Already, improv training has had powerful and positive effects on doctors and patients throughout the Pioneer Valley, yielding a host of benefits, such as improved doctor-patient experience, better staff communication, the efficacy of residency programs, and the very culture of learning in hospitals. Communication, collaboration, innovation, redefining failure — these are the basic skills practiced through improv exercises, which healthcare workers are finding surprisingly valuable.

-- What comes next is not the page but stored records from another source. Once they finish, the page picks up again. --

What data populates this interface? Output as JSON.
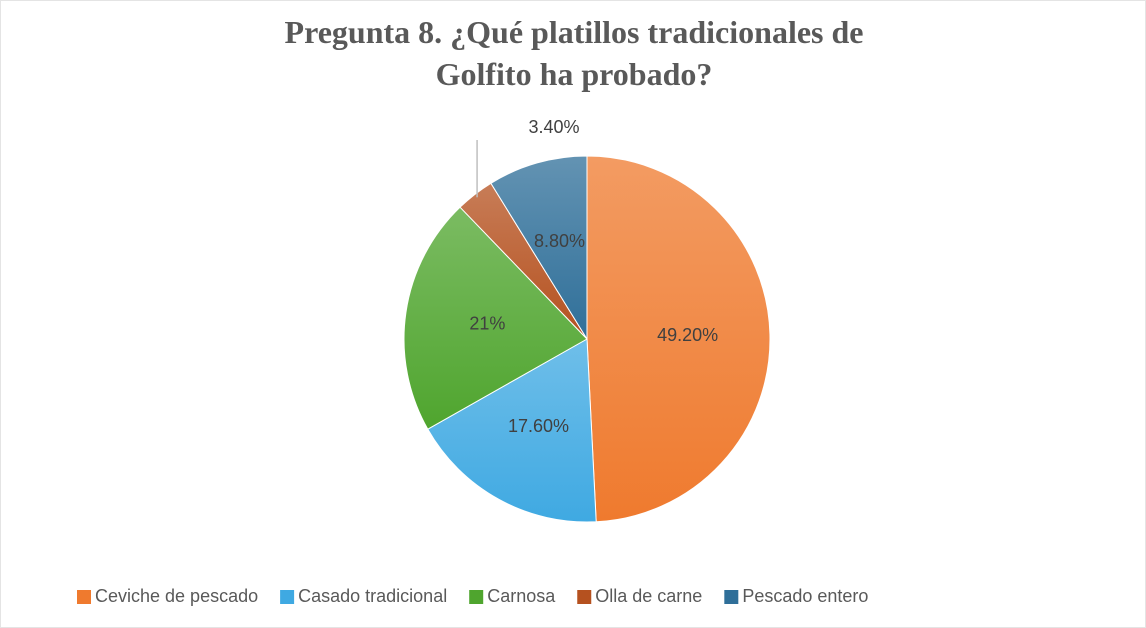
{
  "chart_data": {
    "type": "pie",
    "title": "Pregunta 8. ¿Qué platillos tradicionales de Golfito ha probado?",
    "categories": [
      "Ceviche de pescado",
      "Casado tradicional",
      "Carnosa",
      "Olla de carne",
      "Pescado entero"
    ],
    "values": [
      49.2,
      17.6,
      21,
      3.4,
      8.8
    ],
    "value_labels": [
      "49.20%",
      "17.60%",
      "21%",
      "3.40%",
      "8.80%"
    ],
    "colors": [
      "#ef7a2e",
      "#3fa9e2",
      "#4fa52e",
      "#b5511f",
      "#2f6f99"
    ],
    "legend": "bottom"
  }
}
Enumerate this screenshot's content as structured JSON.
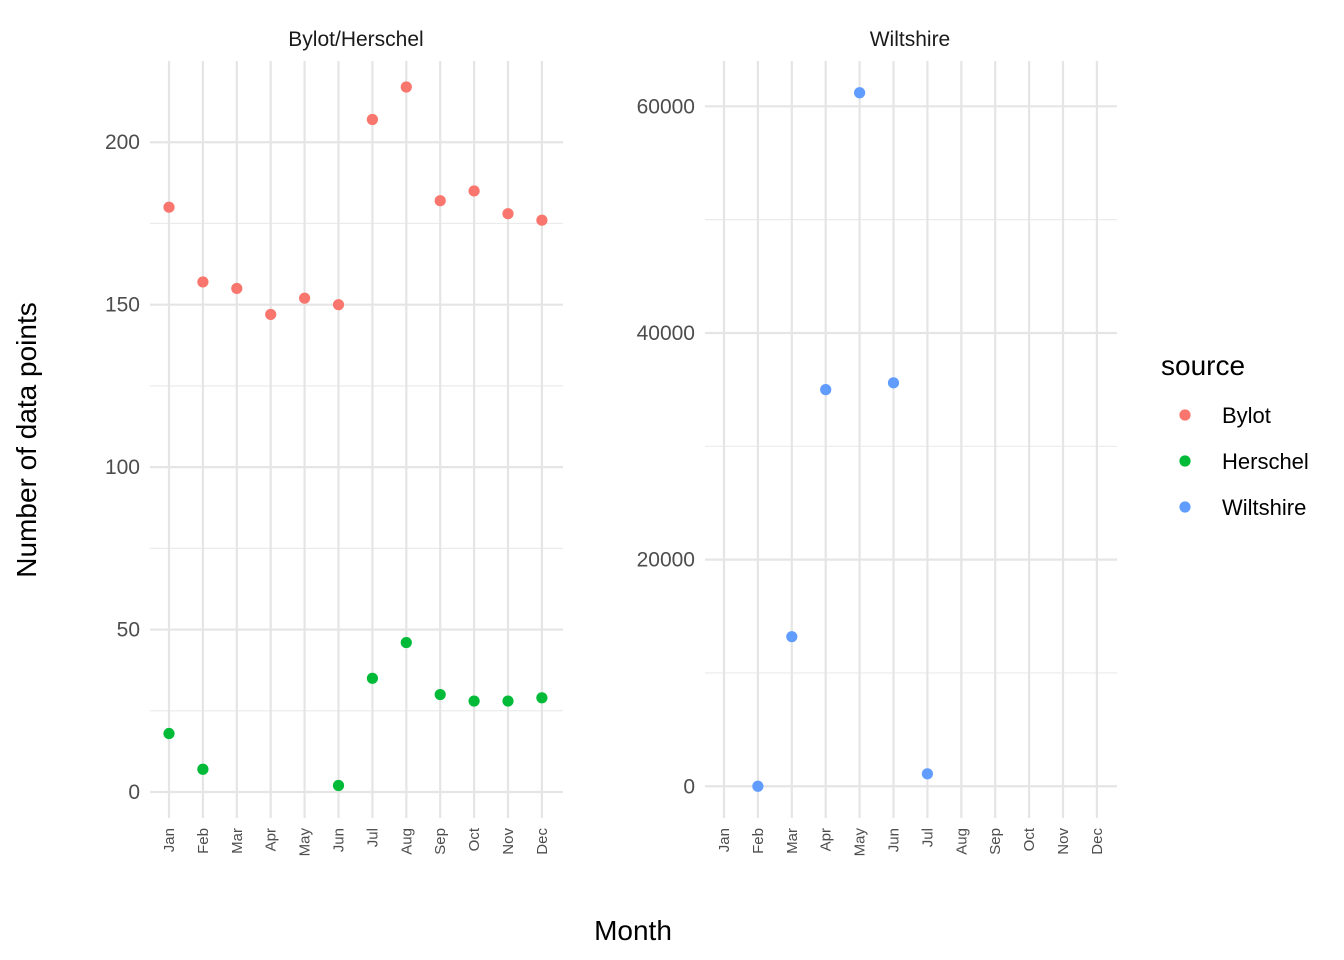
{
  "chart_data": {
    "type": "scatter",
    "xlabel": "Month",
    "ylabel": "Number of data points",
    "months": [
      "Jan",
      "Feb",
      "Mar",
      "Apr",
      "May",
      "Jun",
      "Jul",
      "Aug",
      "Sep",
      "Oct",
      "Nov",
      "Dec"
    ],
    "legend": {
      "title": "source",
      "position": "right",
      "entries": [
        {
          "name": "Bylot",
          "color": "#F8766D"
        },
        {
          "name": "Herschel",
          "color": "#00BA38"
        },
        {
          "name": "Wiltshire",
          "color": "#619CFF"
        }
      ]
    },
    "grid": true,
    "panels": [
      {
        "title": "Bylot/Herschel",
        "ylim": [
          -8,
          225
        ],
        "yticks": [
          0,
          50,
          100,
          150,
          200
        ],
        "series": [
          {
            "name": "Bylot",
            "color": "#F8766D",
            "x": [
              "Jan",
              "Feb",
              "Mar",
              "Apr",
              "May",
              "Jun",
              "Jul",
              "Aug",
              "Sep",
              "Oct",
              "Nov",
              "Dec"
            ],
            "y": [
              180,
              157,
              155,
              147,
              152,
              150,
              207,
              217,
              182,
              185,
              178,
              176
            ]
          },
          {
            "name": "Herschel",
            "color": "#00BA38",
            "x": [
              "Jan",
              "Feb",
              "Jun",
              "Jul",
              "Aug",
              "Sep",
              "Oct",
              "Nov",
              "Dec"
            ],
            "y": [
              18,
              7,
              2,
              35,
              46,
              30,
              28,
              28,
              29
            ]
          }
        ]
      },
      {
        "title": "Wiltshire",
        "ylim": [
          -2800,
          64000
        ],
        "yticks": [
          0,
          20000,
          40000,
          60000
        ],
        "series": [
          {
            "name": "Wiltshire",
            "color": "#619CFF",
            "x": [
              "Feb",
              "Mar",
              "Apr",
              "May",
              "Jun",
              "Jul"
            ],
            "y": [
              0,
              13200,
              35000,
              61200,
              35600,
              1100
            ]
          }
        ]
      }
    ]
  }
}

After doctors at Baystate Health completed Pam Victor’s two-hour “Communication Through Laughter” improv workshop at Happier Valley Comedy, Rebecca Blanchard, director of Healthcare Education at Baystate Health, said, “Pam’s workshop brought new light to critical elements of successful team practices and communication opportunities … Since we worked with Pam, my team has drawn on her workshop lessons many times to help frame feedback and motivate change.”

Victor has facilitated workshops in multiple departments throughout Baystate Health, such as Internal Medicine, Pediatrics, Ob/Gyn, and Psychiatry, as word has spread about the benefits of improvisation training in the hospital. Victor also has taught communication training to a group of nurses working in a local prison, as well as the staff in a Florence dentist’s office.

After her staff workshop, Dr. Sue Keller said, “I use what I’ve learned everyday in my career and family, relating to what is happening here and now, responding instead of reacting. Pam is an amazing teacher and understands how to apply improv to life. We are so fortunate to have her in the Valley.”